Насти дома не было. И вообще никого не было. На звонки никто не отвечал. Совин решил позвонить после приезда из Владимира. И поехал на работу — делать копии черновиков стихов Владислава Семенова. Работал долго. Но снял копии со всех стихов. Сложил тетради и копии с них в ящик своего стола и пошёл к метро.

* * *

Двигатель «икаруса» работал ровно. Автобус шел в потоке автомашин, владельцы которых стремились на выходные к своим дачам, порой за две сотни километров от столицы. На встречной полосе машины встречались нечасто.

Совин уселся поудобнее. Пространства между сиденьями не было, они явно не были рассчитаны на его длинные нижние конечности. Поэтому он всегда старался занимать место не у окна, а у прохода — в него можно было вытянуть ноги.

На Дмитрия, как и на многих людей, нападало иногда желание куда-нибудь поехать. Ему нравилось стоять у окна поезда и смотреть на проносящиеся мимо «картинки с выставки». Вот по дороге идёт человек. Куда? Зачем? Почему он не дома, когда на землю спускаются сумерки? И как его встретят дома? Накормят ужином, напоят чаем. Или дом его пуст и холоден…

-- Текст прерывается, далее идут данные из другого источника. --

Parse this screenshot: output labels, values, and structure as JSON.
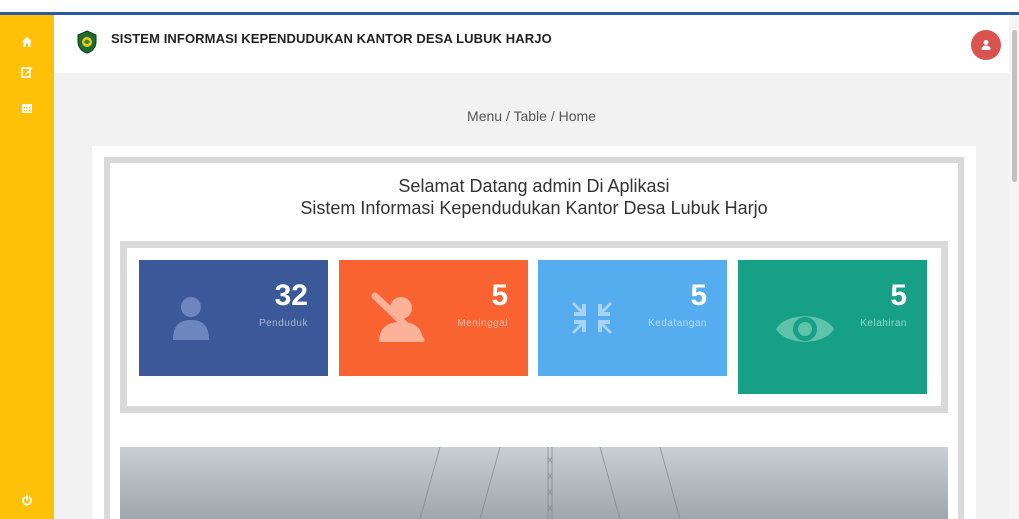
{
  "app": {
    "title": "SISTEM INFORMASI KEPENDUDUKAN KANTOR DESA LUBUK HARJO"
  },
  "sidebar": {
    "items": [
      {
        "icon": "home-icon"
      },
      {
        "icon": "edit-icon"
      },
      {
        "icon": "calendar-icon"
      }
    ],
    "bottom_icon": "power-icon"
  },
  "breadcrumb": "Menu / Table / Home",
  "welcome": {
    "line1": "Selamat Datang admin Di Aplikasi",
    "line2": "Sistem Informasi Kependudukan Kantor Desa Lubuk Harjo"
  },
  "stats": [
    {
      "value": "32",
      "label": "Penduduk",
      "icon": "user-icon",
      "color": "#3b5998"
    },
    {
      "value": "5",
      "label": "Meninggal",
      "icon": "user-slash-icon",
      "color": "#f96332"
    },
    {
      "value": "5",
      "label": "Kedatangan",
      "icon": "compress-icon",
      "color": "#55acee"
    },
    {
      "value": "5",
      "label": "Kelahiran",
      "icon": "eye-icon",
      "color": "#16a085"
    }
  ],
  "colors": {
    "sidebar": "#ffc107",
    "avatar": "#d9534f",
    "topline": "#2c5aa0"
  }
}
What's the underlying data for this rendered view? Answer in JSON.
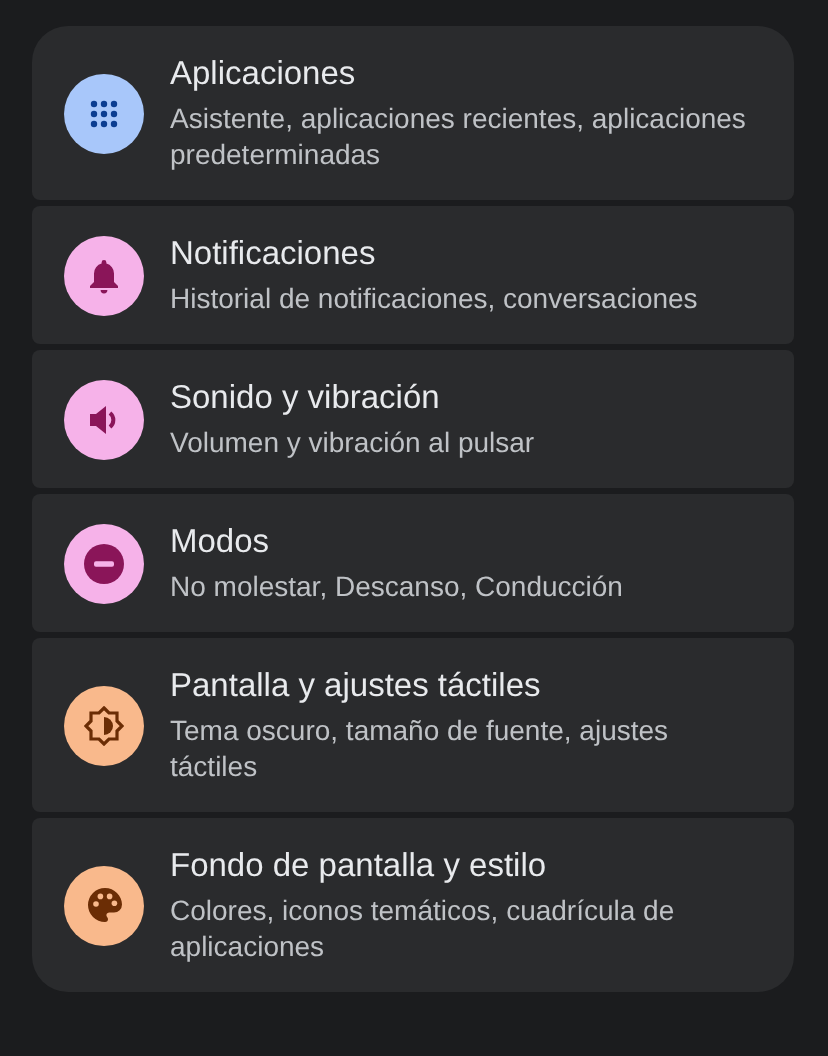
{
  "items": [
    {
      "title": "Aplicaciones",
      "subtitle": "Asistente, aplicaciones recientes, aplicaciones predeterminadas",
      "kind": "apps",
      "color": "#a8c7fa"
    },
    {
      "title": "Notificaciones",
      "subtitle": "Historial de notificaciones, conversaciones",
      "kind": "bell",
      "color": "#f6b2e9"
    },
    {
      "title": "Sonido y vibración",
      "subtitle": "Volumen y vibración al pulsar",
      "kind": "speaker",
      "color": "#f6b2e9"
    },
    {
      "title": "Modos",
      "subtitle": "No molestar, Descanso, Conducción",
      "kind": "minus",
      "color": "#f6b2e9"
    },
    {
      "title": "Pantalla y ajustes táctiles",
      "subtitle": "Tema oscuro, tamaño de fuente, ajustes táctiles",
      "kind": "brightness",
      "color": "#f9b98c"
    },
    {
      "title": "Fondo de pantalla y estilo",
      "subtitle": "Colores, iconos temáticos, cuadrícula de aplicaciones",
      "kind": "palette",
      "color": "#f9b98c"
    }
  ]
}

А вот мальчишки жгут прошлогоднюю траву…

Мост. Река. Лодки с сидящими в них рыбаками…

Хотелось побыть каждым из этих людей. И одновременно хотелось ехать. Не останавливаясь. Обычная человеческая жизнь виделась из окна поезда как-то по-другому. Как — Совин никогда не мог определить… Может быть, из глубин подсознания всплывало желание что-то изменить в жизни. Уехать. Начать все заново. Сначала. И путешествие в поезде как-то компенсировало это желание, которое никогда и ни у кого не исполнялось. А может, у кого-то исполнялось…

Путешествие в автобусе было другим. И жизнь пролетающих мимо деревень воспринималась иначе. Не так, как воспринималась она в поезде. Не было того чувства отстраненности, отрешенности от жизни. Но все равно — хорошо…

И думалось в автобусе хорошо. Перво-наперво — два противоречия в информации. Считается, что в машине вместе со Снегиревой погиб её друг Олег. А он не погиб. И зовут его вовсе не Олегом.

Второе противоречие. Считается, что убийц Владика не нашли. А их нашли. И даже судили.

Думал Совин не очень долго. Эти противоречия лишь на первый взгляд казались противоречиями. На самом деле все абсолютно правильно. По законам жизни.

Все просто. Погибла Марина. Кого это затронуло? Только близких. В данном конкретном случае — мать и двоюродную тетку. Когда в семье такое горе, кто из родных будет интересоваться судьбой какого-то чужого человека? Никто. А из близких подруг — только находившаяся в отпуске Гаврилина. Приехала, переживала гибель подруги. Дошла до нее информация, что «Олег» погиб. Что ж, значит, погиб. А если учесть еще закон о неизбежном искажении и затухании информации, то все встает на свои места.